How can a mother lose custody of her child?

A mother can lose custody of her child in much the same way a father could. This could include abusing the child, abusing drugs or alcohol, providing an unsafe home environment for the child, or abandoning the child.

How can you change a child custody order?

If you or your ex are unhappy with the current custody arrangement, you can negotiate a change to your agreement. If a judge feels that the changes are still in the child’s best interests, then they may approve the order. If one of you is pressing ahead with seeking a change and the other parent is contesting it, you will need to prove a “substantial” change in circumstances. This could include one of the parents moving out of state, suffering from a disability or illness that affects their parenting ability, exposing the child to an unsafe environment, or having a change in work circumstances that requires rescheduling of visitation.

Best Time to Seek Legal Help

No matter what your legal issue may be, it is always best to seek legal help early in the process. An attorney can help secure what is likely to be the best possible outcome for your situation and avoid both unnecessary complications or errors.

Top Questions to Ask a Lawyer

  • What is the usual process to resolve my case? How long will it take to resolve this?
  • What are likely outcomes of a case like mine? What should I expect?

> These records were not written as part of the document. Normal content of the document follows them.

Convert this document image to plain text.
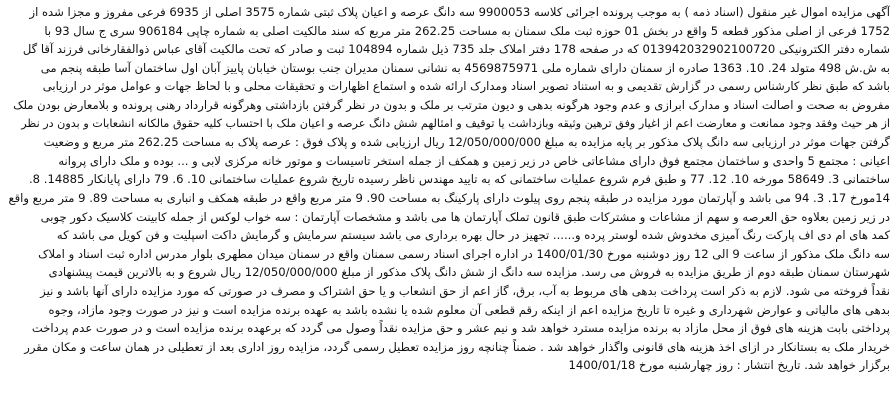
آگهی مزایده اموال غیر منقول (اسناد ذمه ) به موجب پرونده اجرائی کلاسه 9900053 سه دانگ عرصه و اعیان پلاک ثبتی شماره 3575 اصلی از 6935 فرعی مفروز و مجزا شده از
1752 فرعی از اصلی مذکور قطعه 5 واقع در بخش 01 حوزه ثبت ملک سمنان به مساحت 262.25 متر مربع که سند مالکیت اصلی به شماره چاپی 906184 سری ج سال 93 با
شماره دفتر الکترونیکی 013942032902100720 که در صفحه 178 دفتر املاک جلد 735 ذیل شماره 104894 ثبت و صادر که تحت مالکیت آقای عباس ذوالفقارخانی فرزند آقا گل
به ش.ش 498 متولد 24. 10. 1363 صادره از سمنان دارای شماره ملی 4569875971 به نشانی سمنان مدیران جنب بوستان خیابان پاییز آبان اول ساختمان آسا طبقه پنجم می
باشد که طبق نظر کارشناس رسمی در گزارش تقدیمی و به استناد تصویر اسناد ومدارک ارائه شده و استماع اظهارات و تحقیقات محلی و با لحاظ جهات و عوامل موثر در ارزیابی
مفروض به صحت و اصالت اسناد و مدارک ابرازی و عدم وجود هرگونه بدهی و دیون مترتب بر ملک و بدون در نظر گرفتن بازداشتی وهرگونه قرارداد رهنی پرونده و بلامعارض بودن ملک
از هر حیث وفقد وجود ممانعت و معارضت اعم از اغیار وفق ترهین وثیقه وبازداشت یا توقیف و امثالهم شش دانگ عرصه و اعیان ملک با احتساب کلیه حقوق مالکانه انشعابات و بدون در نظر
گرفتن جهات موثر در ارزیابی سه دانگ پلاک مذکور بر پایه مزایده به مبلغ 12/050/000/000 ریال ارزیابی شده و پلاک فوق : عرصه پلاک به مساحت 262.25 متر مربع و وضعیت
اعیانی : مجتمع 5 واحدی و ساختمان مجتمع فوق دارای مشاعاتی خاص در زیر زمین و همکف از جمله استخر تاسیسات و موتور خانه مرکزی لابی و ... بوده و ملک دارای پروانه
ساختمانی 3. 58649 مورخه 10. 12. 77 و طبق فرم شروع عملیات ساختمانی که به تایید مهندس ناظر رسیده تاریخ شروع عملیات ساختمانی 10. 6. 79 دارای پایانکار 14885. 8.
14مورخ 17. 3. 94 می باشد و آپارتمان مورد مزایده در طبقه پنجم روی پیلوت دارای پارکینگ به مساحت 90. 9 متر مربع واقع در طبقه همکف و انباری به مساحت 89. 9 متر مربع واقع
در زیر زمین بعلاوه حق العرصه و سهم از مشاعات و مشترکات طبق قانون تملک آپارتمان ها می باشد و مشخصات آپارتمان : سه خواب لوکس از جمله کابینت کلاسیک دکور چوبی
کمد های ام دی اف پارکت رنگ آمیزی مخدوش شده لوستر پرده و...... تجهیز در حال بهره برداری می باشد سیستم سرمایش و گرمایش داکت اسپلیت و فن کویل می باشد که
سه دانگ ملک مذکور از ساعت 9 الی 12 روز دوشنبه مورخ 1400/01/30 در اداره اجرای اسناد رسمی سمنان واقع در سمنان میدان مطهری بلوار مدرس اداره ثبت اسناد و املاک
شهرستان سمنان طبقه دوم از طریق مزایده به فروش می رسد. مزایده سه دانگ از شش دانگ پلاک مذکور از مبلغ 12/050/000/000 ریال شروع و به بالاترین قیمت پیشنهادی
نقداً فروخته می شود. لازم به ذکر است پرداخت بدهی های مربوط به آب، برق، گاز اعم از حق انشعاب و یا حق اشتراک و مصرف در صورتی که مورد مزایده دارای آنها باشد و نیز
بدهی های مالیاتی و عوارض شهرداری و غیره تا تاریخ مزایده اعم از اینکه رقم قطعی آن معلوم شده یا نشده باشد به عهده برنده مزایده است و نیز در صورت وجود مازاد، وجوه
پرداختی بابت هزینه های فوق از محل مازاد به برنده مزایده مسترد خواهد شد و نیم عشر و حق مزایده نقداً وصول می گردد که برعهده برنده مزایده است و در صورت عدم پرداخت
خریدار ملک به بستانکار در ازای اخذ هزینه های قانونی واگذار خواهد شد . ضمناً چنانچه روز مزایده تعطیل رسمی گردد، مزایده روز اداری بعد از تعطیلی در همان ساعت و مکان مقرر
برگزار خواهد شد. تاریخ انتشار : روز چهارشنبه مورخ 1400/01/18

An experienced lawyer should be able to communicate a basic “road map” on how to proceed. The lawyer should be able to walk you through the anticipated process, key considerations, and potential pitfalls to avoid. Once you’ve laid out the facts of your situation to the lawyer, he/she should be able to frame expectations and likely scenarios to help you understand your legal issue.

Types of legal fees:

Bill by the hour: Many attorneys bill by the hour. How much an attorney bills you per hour will vary based on a number of factors. For instance, an attorney’s hourly fee may fluctuate based on whether that hour is spent representing you in court or doing research on your case. Attorneys in one practice area may bill you more than attorneys in a different practice area.

Contingent fee: Some lawyers will accept payment via contingent fee. In this arrangement, the lawyer receives a percentage of the total monetary recovery if you win your lawsuit. In sum, the lawyer only gets paid if you win. Contingent fee agreements are limited to specific practice areas in civil law.

Flat fee: For “routine” legal work where the attorney generally knows the amount of time and resources necessary to complete the task, he/she may be willing to bill you a flat fee for services performed.

Common legal terms explained

Affidavit – A sworn written statement made under oath. An affidavit is meant to be a supporting document to the court assisting in the verification of certain facts. An affidavit may or may not require notarization.